Histórias que se cruzaram há 4 anos

Primeiro os casais, logo suas famílias

Encontros de estudos, de conversas

De trocas de experiências, de histórias de vida…

Uns mais tímidos, mais contidos, outros mais extrovertidos

Uns mais sérios, outros brincalhões

Tão diferentes entre si quanto as pessoas podem ser

Tão semelhantes na humanidade, na fé em Deus

Diversos e iguais na condição de casais, de famílias

Sempre dispostos a ajudar, a estender a mão

Juntos pelo prazer da partilha, de socializar alegrias e dificuldades

A aprender, a tomar para si um problema do outro

Nas famílias que crescem e se renovam, nas orações partilhadas

Somos um círculo da família ECC

Acham que foi por acaso?

Somos Aliança Renovada!

Muito prazer! Amo estar com vocês!

Alda M S Santos

Metades?

METADES?

Eles caminhavam de mãos dadas na avenida movimentada numa manhã ensolarada e fria.

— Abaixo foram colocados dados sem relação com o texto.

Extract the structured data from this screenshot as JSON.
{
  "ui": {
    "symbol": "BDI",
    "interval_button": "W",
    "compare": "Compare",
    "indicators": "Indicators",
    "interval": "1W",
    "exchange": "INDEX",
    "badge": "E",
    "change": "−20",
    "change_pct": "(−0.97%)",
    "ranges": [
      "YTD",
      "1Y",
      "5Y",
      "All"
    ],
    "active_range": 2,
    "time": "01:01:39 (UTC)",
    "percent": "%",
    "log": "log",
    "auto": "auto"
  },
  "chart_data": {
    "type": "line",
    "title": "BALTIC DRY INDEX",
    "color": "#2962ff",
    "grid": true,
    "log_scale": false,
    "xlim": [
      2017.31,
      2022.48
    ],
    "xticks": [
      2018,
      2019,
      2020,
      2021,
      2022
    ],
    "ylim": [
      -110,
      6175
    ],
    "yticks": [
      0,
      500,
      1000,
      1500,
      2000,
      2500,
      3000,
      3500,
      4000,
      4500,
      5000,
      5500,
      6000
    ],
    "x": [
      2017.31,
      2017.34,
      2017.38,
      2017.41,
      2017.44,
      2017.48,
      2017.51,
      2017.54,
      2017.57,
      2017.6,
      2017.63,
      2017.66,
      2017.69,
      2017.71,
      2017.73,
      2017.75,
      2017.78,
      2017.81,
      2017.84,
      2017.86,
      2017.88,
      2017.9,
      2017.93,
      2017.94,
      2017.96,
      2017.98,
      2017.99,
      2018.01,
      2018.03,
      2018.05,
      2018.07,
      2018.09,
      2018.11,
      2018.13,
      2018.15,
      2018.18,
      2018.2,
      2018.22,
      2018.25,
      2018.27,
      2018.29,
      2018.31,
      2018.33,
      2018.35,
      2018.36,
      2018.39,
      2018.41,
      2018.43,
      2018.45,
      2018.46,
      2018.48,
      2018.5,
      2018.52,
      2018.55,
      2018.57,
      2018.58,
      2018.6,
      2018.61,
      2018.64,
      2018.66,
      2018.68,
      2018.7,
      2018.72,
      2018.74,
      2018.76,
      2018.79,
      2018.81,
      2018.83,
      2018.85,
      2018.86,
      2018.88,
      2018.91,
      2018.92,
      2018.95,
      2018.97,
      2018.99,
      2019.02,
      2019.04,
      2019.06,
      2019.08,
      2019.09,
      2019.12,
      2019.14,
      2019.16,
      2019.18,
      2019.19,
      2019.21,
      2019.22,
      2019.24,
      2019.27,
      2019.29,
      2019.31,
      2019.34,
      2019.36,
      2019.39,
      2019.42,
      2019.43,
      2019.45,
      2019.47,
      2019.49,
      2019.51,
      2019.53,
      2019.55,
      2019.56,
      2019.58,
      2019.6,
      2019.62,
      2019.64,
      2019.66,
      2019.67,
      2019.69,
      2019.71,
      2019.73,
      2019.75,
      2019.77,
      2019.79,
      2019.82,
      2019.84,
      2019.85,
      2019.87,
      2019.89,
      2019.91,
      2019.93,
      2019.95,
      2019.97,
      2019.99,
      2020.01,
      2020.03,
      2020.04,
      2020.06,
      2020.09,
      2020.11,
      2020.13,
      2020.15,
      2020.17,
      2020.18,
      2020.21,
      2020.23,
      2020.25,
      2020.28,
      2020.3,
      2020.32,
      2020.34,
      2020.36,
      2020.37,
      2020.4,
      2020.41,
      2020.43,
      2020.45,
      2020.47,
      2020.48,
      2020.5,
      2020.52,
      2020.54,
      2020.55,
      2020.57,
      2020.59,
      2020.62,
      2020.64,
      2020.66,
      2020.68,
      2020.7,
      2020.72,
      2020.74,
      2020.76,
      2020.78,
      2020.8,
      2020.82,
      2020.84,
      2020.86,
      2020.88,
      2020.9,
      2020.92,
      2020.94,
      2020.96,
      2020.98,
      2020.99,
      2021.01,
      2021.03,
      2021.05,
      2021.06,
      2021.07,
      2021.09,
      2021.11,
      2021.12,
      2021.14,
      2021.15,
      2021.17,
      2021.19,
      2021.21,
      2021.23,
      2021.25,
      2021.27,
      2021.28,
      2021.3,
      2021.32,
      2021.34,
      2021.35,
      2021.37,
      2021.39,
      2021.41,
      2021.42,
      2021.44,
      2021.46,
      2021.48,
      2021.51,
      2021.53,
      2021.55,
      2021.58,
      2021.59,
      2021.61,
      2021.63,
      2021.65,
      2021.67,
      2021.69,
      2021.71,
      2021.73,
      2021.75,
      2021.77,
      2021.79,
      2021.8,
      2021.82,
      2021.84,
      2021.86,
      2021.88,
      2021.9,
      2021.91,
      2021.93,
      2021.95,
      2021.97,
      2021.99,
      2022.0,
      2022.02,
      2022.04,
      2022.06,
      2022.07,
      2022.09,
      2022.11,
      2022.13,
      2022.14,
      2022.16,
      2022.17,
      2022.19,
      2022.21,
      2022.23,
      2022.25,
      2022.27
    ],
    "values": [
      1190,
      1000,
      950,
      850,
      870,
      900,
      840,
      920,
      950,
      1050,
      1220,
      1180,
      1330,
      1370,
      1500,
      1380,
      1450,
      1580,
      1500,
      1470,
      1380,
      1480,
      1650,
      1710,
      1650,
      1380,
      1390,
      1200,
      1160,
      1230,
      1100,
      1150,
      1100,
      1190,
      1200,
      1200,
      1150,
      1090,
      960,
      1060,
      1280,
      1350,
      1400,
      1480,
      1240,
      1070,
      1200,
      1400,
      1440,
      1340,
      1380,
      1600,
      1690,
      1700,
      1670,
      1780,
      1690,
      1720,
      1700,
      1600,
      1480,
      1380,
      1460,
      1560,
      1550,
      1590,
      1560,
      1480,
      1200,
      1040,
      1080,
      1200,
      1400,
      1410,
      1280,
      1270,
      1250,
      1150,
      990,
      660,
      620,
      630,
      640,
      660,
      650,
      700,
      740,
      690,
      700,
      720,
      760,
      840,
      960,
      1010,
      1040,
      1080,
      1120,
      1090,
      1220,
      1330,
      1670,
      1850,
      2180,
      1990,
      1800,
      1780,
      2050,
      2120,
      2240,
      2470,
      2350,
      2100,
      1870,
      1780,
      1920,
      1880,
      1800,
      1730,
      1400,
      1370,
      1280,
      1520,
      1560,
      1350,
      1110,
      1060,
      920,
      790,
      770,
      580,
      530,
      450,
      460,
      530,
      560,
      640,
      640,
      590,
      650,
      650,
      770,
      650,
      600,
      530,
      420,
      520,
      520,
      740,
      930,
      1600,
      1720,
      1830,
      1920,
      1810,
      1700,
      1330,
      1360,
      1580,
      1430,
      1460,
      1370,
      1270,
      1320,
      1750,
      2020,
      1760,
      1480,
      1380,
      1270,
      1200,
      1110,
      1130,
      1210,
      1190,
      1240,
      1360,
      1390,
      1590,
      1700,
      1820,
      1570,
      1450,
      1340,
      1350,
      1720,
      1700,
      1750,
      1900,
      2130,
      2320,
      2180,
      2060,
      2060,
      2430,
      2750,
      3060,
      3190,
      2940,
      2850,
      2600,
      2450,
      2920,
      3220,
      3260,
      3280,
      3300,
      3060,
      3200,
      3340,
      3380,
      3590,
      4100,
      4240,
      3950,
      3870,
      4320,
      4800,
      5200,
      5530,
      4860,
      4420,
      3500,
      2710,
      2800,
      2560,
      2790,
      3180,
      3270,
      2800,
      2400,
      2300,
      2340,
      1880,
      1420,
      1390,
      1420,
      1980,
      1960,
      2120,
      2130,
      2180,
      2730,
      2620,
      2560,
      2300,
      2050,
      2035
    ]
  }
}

Andavam devagarzinho entre apressados, agasalhos quentinhos quase tanto quanto a cena.

Cabelos brancos como neve brilhavam sob a luz forte.

Uma bengala numa das mãos dele, uma sombrinha grande fechada na dela.

Corpos meio encurvados somando umas quinze décadas…

Vez ou outra trocavam uma palavra, mas os olhares se comunicavam melhor.

Um bueiro aberto à frente, aquele cuidado de desviá-la do cone sinalizador do perigo.

Quantas vezes desviaram um ao outro do caminho interrompido?

Quantas vezes limparam as feridas das quedas nos bueiros da vida ou frustraram-se por não poderem fazê-lo?

Quantos segredos compartilhados ou guardados para proteção?

Quantos momentos de dor superados, fraturas coladas, perdão oferecidos, lágrimas misturadas?

Quantas marcas trazem nos joelhos, nos corações, nas almas?

São metades complementares, despareadas?

Não, são inteiros afins, falhos, com cicatrizes!

Contudo, dispuseram-se a caminhar juntos, a aceitarem-se e diminuírem essas falhas.

Quem vê conclui: “que lindo, que vida perfeita”.

Não, não são perfeitos e, por isso, ajudam-se em suas imperfeições e crescem.

Perfeitos não precisam do outro, de ninguém, não toleram imperfeições.

Lindo, sim! Não pela perfeição, mas pelo amor que cultivaram, que sobrevive às imperfeições.

Se estão unidos ainda assim, de mãos dadas, como a dizer “te aceito”, é exatamente por saberem-se imperfeitos!

Quantos de nós almejamos tudo isso, seguimos no barco da vida, remando sozinhos sem saber nos expressar?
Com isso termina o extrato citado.